刚刚进竹轩雅间就已经察觉到了不对劲,包间里是绝对不可能会安摄像头的,除非老板想要赶客。
更何况,沈韵曾经在这家茶楼打过工,自然知道房间里的情况,而多出的这个不大的摄像头,让她心生怀疑。
但在没有确切证据之前,又不能枉下定论,毕竟什么事情都皆有可能,总归还是要静下心来再观察一番。
因此,为了能够确定自己的猜测无误,沈韵有意无意用话试探着陆文鸢,而陆文鸢的反应,让她百分百肯定自己的猜测。
“廷琛,在德国的那两年,你不是很恨我吗?不是恨不得把我碎尸万段吗?又为什么要对我纠缠不休?”
每一句话,每一个字,都像是一把把锋利的刀子,用力戳入那无形中的某人身上。
“我告诉你,当初我接近你,不过就是想要从你那儿得到好处,谁让陆文鸢答应过会给我一大笔钱的呢!”
想要让一个人放手,就必须要让他失望,甚至可以不惜与顾廷琛成为仇人,反正她也无所谓了,毕竟自己的生命所剩无几,也没有什么好在乎的了。
“之后我想了想,只是拿陆文鸢的那几百万,实在是太少了,要是能做顾家的少夫人,那可是能分几十个亿的财产!”
“小韵!差不多得了,你给我适可而止!”
陆文鸢实在是坐不住了,猛的站起身来,想要上前阻止沈韵。
可她就像是发了疯的豹子一般,也不知道哪来的力气,竟直接把陆文鸢推出包间的房门,门锁从里面锁上。
完全忽略那一声比一声高的敲门声,继续冲摄像头说道,“可老天爷也许真的是容不下我这种贪图富贵的女人,所以才想把我从你身边带走,现在好了,我自是恶果,你也不必再继续被我骗下去。”
言语之中,戴在沈韵手指上的钻戒掉落下来,打在地面上,掀起阵阵音浪。
呵!
无论如何也摘不下来的戒指,却在这一刻自己掉下,看来,他们之间的缘分,也许真的就到此为止了。
“顾少爷,对不起,从今以后,我们老死不相往来。”
深深的鞠了一躬,转身,离开,从陆文鸢的身边擦肩而过,不留半点痕迹,就好像她根本不存在一般。
“廷琛,我现在还真的怀疑,这丫头根本就不是人。”
陆文鸢从衣服口袋里掏出一直保持通话的手机,刚刚包间里的摄像头并没有问题,不过是老板多加的防盗硬件罢了。
然而,沈韵怕是无论如何也想不到,唯一能和顾廷琛隔空对话的存在,竟然被自己直接给赶了出去。
也就是说,刚刚的那番话,某人压根就没有听到。
“剩下的时间不多了。”
电话另一端传来清冷的声音,虽然没有把话听完整,但前半段的决绝,还是一字不漏的进了顾廷琛的耳中。
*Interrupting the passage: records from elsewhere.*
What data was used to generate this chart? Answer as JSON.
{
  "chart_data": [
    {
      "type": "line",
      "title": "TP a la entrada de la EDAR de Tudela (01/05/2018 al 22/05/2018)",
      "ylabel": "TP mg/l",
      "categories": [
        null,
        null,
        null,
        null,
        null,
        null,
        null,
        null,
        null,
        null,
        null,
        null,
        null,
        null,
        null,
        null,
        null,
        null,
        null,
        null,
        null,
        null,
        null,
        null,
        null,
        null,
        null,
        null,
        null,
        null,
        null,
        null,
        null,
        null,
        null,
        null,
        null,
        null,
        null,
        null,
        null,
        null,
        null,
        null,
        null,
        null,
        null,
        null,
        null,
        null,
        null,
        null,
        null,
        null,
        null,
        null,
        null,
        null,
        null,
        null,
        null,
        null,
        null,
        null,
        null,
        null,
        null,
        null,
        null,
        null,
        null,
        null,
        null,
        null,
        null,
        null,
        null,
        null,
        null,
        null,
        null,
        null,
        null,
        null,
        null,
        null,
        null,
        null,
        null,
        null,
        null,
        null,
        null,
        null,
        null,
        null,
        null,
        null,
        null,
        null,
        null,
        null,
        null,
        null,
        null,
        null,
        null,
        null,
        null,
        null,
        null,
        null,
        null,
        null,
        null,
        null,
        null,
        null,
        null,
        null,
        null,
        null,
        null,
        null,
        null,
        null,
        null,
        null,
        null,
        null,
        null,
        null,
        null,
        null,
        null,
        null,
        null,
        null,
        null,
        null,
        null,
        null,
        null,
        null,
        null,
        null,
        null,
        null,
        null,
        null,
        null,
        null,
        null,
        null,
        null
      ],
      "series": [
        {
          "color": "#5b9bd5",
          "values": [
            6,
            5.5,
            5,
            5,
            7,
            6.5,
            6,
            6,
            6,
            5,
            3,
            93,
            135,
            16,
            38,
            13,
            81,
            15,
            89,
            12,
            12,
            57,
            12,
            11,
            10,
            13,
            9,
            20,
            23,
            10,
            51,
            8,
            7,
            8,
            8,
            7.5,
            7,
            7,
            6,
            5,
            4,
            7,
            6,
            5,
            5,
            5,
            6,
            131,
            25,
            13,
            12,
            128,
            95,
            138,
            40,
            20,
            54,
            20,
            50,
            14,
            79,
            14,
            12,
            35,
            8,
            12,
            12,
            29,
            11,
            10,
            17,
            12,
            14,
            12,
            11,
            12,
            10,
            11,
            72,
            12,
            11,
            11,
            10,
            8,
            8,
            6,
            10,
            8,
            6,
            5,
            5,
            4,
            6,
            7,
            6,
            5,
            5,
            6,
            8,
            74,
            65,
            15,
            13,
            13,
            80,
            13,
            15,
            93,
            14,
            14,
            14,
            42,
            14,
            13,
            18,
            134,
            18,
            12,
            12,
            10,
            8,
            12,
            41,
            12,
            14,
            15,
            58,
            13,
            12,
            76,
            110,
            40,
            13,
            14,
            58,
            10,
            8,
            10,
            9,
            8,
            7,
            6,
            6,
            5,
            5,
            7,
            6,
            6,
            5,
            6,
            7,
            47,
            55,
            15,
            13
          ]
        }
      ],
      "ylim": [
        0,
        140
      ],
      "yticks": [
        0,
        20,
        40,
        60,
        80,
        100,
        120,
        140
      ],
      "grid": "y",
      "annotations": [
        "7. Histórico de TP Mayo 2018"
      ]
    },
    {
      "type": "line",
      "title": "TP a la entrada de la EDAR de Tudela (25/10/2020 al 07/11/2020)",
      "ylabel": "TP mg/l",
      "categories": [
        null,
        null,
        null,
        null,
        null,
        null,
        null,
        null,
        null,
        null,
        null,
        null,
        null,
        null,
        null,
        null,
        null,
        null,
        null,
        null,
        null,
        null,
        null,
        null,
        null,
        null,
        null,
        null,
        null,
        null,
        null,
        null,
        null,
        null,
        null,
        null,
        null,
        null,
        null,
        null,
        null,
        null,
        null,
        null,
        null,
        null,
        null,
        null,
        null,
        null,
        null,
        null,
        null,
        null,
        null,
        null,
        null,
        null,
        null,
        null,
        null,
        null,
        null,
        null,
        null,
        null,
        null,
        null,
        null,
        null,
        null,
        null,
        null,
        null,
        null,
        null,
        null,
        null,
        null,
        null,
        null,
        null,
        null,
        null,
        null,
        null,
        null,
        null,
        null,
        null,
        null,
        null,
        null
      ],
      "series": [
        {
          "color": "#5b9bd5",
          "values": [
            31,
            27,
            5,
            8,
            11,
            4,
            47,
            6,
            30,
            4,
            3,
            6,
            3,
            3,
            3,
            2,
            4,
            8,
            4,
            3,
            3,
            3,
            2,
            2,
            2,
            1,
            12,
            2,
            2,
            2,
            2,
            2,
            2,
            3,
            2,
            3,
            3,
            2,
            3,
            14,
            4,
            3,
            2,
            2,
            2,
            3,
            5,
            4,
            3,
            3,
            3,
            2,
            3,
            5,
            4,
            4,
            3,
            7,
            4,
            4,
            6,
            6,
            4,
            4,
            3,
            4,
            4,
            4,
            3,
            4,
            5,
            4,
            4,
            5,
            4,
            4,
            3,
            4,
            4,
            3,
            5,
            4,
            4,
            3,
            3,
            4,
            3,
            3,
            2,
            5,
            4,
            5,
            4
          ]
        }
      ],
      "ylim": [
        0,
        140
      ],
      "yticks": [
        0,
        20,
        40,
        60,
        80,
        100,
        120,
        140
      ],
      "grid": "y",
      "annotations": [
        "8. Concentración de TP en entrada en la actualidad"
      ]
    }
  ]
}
而此刻正坐在别墅书房里的他,眼神冰冷,深情阴霾,周身散发着阵阵逼人的戾气,十米开外,无人敢接近。
“顾氏集团正在南非筹办新公司,如果你不想让周威过去担任ceo,就最好在规定时间内完成我交代的事。”
“就知道你会威胁我!”
“我只是警告。”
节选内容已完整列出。